Pourquoi n’avoir pas mis le bidet dans la grange ?
Malepeste, parguienne, Alain, tu n’es qu’un sot ! »

4090 Ces deux bons clercs ont donc couru grand’erre
vers le marais, Alain et aussi Jean.

Et quand le meunier voit que les clercs sont partis,
il a de leur farine pris un demi-boisseau
et a dit à sa femme d’en pétrir un gâteau.
« Je crois bien, ce dit-il, que les clercs se méfiaient.
N’empêche qu’un meunier fait la barbe à un clerc
avec tout son savoir. — Qu’ils aillent leur chemin !
Voyez-les donc aller ! oui, les enfants s’amusent !
Ils ne l’auront pas si aisément, par mon chef. »
4100 Ces bons clercs ! ils courent de-ci de-là.
« Gare, gare — arrête, arrête — par ici — en arrière !
Va-t’en là-bas siffler, toi, moi, je le guette ici. »
Mais de longtemps, — jusques a la nuit close —
ils ne peuvent, malgré qu’ils s’évertuent,
rattraper leur bidet, qui toujours court… et vite !
tant que dans un fossé ils l’attrapent enfin.
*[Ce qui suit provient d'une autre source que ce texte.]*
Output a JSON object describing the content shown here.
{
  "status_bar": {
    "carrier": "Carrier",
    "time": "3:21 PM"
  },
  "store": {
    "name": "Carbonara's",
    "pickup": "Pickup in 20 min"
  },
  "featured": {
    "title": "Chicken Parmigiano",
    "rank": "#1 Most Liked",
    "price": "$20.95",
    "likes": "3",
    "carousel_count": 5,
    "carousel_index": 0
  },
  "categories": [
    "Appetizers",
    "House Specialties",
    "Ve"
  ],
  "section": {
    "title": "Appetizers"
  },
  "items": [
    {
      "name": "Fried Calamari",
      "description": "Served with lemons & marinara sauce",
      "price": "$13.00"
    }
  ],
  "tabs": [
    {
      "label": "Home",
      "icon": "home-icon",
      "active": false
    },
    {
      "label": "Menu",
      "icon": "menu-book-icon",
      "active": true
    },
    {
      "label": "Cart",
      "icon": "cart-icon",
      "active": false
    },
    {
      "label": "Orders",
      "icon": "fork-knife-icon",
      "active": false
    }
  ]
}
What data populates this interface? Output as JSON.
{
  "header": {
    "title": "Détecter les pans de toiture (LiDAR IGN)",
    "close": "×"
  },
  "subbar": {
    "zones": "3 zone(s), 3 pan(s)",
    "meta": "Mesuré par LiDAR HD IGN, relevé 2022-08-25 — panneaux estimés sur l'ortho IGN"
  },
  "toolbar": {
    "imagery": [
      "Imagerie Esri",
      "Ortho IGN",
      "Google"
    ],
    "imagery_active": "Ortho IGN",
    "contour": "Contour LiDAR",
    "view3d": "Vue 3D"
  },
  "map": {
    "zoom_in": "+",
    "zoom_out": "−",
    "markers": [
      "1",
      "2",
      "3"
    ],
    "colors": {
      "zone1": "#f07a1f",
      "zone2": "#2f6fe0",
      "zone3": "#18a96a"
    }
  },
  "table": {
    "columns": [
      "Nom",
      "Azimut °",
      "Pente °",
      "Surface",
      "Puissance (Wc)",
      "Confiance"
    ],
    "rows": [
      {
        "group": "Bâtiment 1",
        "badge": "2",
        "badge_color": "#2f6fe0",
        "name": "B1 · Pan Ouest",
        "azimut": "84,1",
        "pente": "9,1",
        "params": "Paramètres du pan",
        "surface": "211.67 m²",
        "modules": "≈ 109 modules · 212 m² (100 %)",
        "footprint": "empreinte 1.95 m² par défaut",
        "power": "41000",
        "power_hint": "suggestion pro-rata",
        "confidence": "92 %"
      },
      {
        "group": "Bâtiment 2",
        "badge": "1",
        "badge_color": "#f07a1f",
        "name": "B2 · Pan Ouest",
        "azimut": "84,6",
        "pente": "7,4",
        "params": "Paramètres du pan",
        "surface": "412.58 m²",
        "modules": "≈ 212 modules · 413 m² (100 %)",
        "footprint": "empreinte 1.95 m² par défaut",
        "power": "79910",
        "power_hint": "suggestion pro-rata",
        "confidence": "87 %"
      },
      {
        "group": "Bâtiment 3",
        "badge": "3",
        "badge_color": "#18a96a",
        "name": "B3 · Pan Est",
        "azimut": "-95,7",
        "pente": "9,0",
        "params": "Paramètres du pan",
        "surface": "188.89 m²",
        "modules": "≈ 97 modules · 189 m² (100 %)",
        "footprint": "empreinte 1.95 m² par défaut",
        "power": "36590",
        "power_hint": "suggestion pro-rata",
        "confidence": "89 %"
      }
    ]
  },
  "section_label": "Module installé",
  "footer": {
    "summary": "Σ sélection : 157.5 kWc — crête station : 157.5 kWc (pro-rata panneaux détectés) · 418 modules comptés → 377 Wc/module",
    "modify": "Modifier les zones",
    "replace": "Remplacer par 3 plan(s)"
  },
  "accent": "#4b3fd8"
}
Las et tout dégouttant, comme chien sous la pluie,
s’en vient le pauvre Jean et Alain avec lui.
« Malheureux, disait Jean, le jour où je suis né !
4110 Nous servirons de fable et de risée au monde.
Notre blé est volé : de sots nous vont traiter
les gens et le wardain et tous nos camarades,
et surtout le meunier. Hélas ! hélas ! »

Ainsi Jean se lamente, et vient clopin-clopant
vers le moulin, et Bayard par la bride.
Il trouva le meunier assis près du foyer ;
car il faisait nuit noire, pas moyen d’aller outre.
Ils implorent de lui, et pour l’amour de Dieu,
couvert et gîte, à beaux deniers s’entend.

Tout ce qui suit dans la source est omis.